# Eddie Alvarez Vows To Finish Roger Huerta Tommorrw Night...



## _RIVAL_ (Mar 7, 2008)

> “That’s usually when you perform your best — when you’re the underdog. I’m expecting the best Roger Huerta possible. That’s what I trained for… He didn’t join with Bellator to take a backseat. He joined Bellator to be their marquee guy, just like the UFC was trying to promote him. Immediately he became a threat to me. He’s been unfortunate in his last couple of outings, but that’s what makes him even more dangerous. He has nothing to lose, zero to lose… I’m going to get in his face like nobody’s got in his face before. I’m going to finish him. I don’t think there’s going to be a part of the fight where Roger’s dominant. I want to get right after him and beat him like nobody’s beaten him… We fight. If there’s two guys in MMA who go out and put it all out there, it’s us two. We fight and we don’t give up.”
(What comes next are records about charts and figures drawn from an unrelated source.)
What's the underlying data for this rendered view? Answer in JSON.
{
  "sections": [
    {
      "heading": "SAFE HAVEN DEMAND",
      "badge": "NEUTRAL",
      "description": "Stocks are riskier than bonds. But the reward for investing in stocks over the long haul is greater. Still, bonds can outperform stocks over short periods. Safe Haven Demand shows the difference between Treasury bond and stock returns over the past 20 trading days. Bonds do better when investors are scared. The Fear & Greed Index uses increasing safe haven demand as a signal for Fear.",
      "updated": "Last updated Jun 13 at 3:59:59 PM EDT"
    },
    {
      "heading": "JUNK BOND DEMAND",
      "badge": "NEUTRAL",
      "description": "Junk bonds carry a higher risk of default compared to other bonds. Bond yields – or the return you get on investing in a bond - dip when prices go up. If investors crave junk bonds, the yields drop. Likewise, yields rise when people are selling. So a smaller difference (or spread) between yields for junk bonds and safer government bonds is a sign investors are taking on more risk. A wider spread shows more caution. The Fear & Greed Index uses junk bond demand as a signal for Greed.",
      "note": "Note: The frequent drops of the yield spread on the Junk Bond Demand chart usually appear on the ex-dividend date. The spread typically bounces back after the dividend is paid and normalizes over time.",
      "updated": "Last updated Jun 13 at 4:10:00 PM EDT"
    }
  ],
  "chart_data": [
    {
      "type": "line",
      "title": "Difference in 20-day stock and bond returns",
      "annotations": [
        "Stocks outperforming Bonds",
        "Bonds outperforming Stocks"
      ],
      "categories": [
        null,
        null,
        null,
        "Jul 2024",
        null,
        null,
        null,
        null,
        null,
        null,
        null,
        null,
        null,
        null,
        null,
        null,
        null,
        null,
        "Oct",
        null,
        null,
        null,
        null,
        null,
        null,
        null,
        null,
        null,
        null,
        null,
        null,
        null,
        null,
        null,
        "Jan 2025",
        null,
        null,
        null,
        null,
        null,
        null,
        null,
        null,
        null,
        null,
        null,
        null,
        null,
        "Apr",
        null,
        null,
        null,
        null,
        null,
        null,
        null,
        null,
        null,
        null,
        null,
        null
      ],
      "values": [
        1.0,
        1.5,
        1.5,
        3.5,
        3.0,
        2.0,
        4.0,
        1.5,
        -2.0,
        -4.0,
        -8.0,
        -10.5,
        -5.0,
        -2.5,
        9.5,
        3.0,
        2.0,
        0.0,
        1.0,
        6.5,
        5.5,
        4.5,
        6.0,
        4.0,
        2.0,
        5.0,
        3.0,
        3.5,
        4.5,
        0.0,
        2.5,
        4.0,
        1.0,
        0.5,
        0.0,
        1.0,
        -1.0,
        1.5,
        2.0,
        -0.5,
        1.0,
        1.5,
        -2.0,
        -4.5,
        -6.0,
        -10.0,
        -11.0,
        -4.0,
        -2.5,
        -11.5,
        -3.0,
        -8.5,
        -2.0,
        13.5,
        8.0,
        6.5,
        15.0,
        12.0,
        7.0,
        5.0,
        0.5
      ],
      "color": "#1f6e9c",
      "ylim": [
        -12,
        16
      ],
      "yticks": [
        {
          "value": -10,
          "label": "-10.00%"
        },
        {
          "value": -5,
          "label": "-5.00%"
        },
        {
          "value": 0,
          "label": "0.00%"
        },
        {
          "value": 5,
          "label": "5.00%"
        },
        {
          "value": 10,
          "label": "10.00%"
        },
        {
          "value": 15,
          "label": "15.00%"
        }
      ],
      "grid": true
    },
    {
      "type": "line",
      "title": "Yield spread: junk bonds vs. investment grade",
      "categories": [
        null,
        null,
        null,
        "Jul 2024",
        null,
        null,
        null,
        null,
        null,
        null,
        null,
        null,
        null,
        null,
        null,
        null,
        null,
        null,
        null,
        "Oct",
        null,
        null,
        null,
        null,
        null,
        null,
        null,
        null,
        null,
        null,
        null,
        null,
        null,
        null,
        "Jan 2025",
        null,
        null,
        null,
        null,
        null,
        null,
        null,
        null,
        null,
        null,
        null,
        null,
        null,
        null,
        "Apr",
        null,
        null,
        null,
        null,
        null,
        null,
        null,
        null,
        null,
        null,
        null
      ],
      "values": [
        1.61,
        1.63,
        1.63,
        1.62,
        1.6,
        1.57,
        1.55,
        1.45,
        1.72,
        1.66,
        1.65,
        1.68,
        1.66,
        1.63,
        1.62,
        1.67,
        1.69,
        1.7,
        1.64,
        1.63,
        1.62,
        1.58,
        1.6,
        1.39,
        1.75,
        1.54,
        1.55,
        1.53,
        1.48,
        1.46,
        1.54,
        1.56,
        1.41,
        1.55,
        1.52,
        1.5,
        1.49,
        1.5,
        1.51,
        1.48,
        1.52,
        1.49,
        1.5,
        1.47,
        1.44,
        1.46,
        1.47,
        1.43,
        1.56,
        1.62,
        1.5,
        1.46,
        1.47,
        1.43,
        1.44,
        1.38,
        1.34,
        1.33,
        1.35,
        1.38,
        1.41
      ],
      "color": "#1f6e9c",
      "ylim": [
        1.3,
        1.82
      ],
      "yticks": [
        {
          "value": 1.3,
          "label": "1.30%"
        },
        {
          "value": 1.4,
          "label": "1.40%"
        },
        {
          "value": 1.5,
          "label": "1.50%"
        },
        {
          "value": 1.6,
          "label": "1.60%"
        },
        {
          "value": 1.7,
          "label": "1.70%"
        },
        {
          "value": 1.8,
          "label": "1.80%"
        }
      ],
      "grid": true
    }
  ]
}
*This fight is gonna tear the roof off... damn I'm pumped!*

*source....* http://www.mmaconvert.com/2010/10/20/eddie-alvarez-vows-to-finish-roger-huerta/


----------



## KMFO (Aug 16, 2010)

This IS or at least SHOULD BE be an amazing fight... Hopefully Huerta comes in mentally right after basically saying he was not mentally there for his last couple of fight.... Looking forward to this.


----------



## kantowrestler (Jun 6, 2009)

It was definately a good fight. Alveraz is definately still going forward and is arguably one of the best lightweights in the world. His fight against Curran should be interesting!:thumbsup:


----------